The cause of the death of two children at Badiyadka here a few days ago is suspected to be melioidosis, an infectious disease caused by a gram-negative bacterium, Burkholderia pseudomallei, found in soil and water, according to an official press release here on Friday.

An eight-month old child and a four-and-a-half-year old boy, siblings, had died on July 23 and 24 respectively after they had been admitted to a hospital in Mangaluru following fever. The Health Department officials here said that their preliminary assumption based on the test results done at the Father Mueller Hospital in Mangaluru was that the deaths were caused by melioidosis, not by any viral infection.

However, the disease would be confirmed only after the test results from the Virology Institute in Pune, they informed.

The District Medical Office here said there was no need for any panic as viral infection was not confirmed in the tests done in Mangaluru.

It said that melioidosis could be treated if patients seek treatment in the early stages. People with compromised immunity especially children, pregnant women, aged people and others with chronic diseases are vulnerable to contracting melioidosis.

The disease could be treated with antibiotic drugs in normal patients, it said.


The release also informed that health workers led by epidemiologists examined the house of the deceased children and nearby areas to find the source of the bacterium.

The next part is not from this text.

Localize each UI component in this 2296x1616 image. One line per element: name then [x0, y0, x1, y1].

Animal Husbandry officials collected samples from domestic animals and soil samples for testing. Parents and relatives of the deceased children were being monitored at the Kannur Government Medical College Hospital at Pariyaram, the officials said. At present they had no health issues, they added.

The Health officials called on the public to ensure food and personal hygiene and avoid contact with filthy water as a precaution to prevent the infection from the bacterium.

People were also urged to drink only boiled water. Those working in waterlogged areas were advised to wear personal safety gears such as gloves and boots, they said.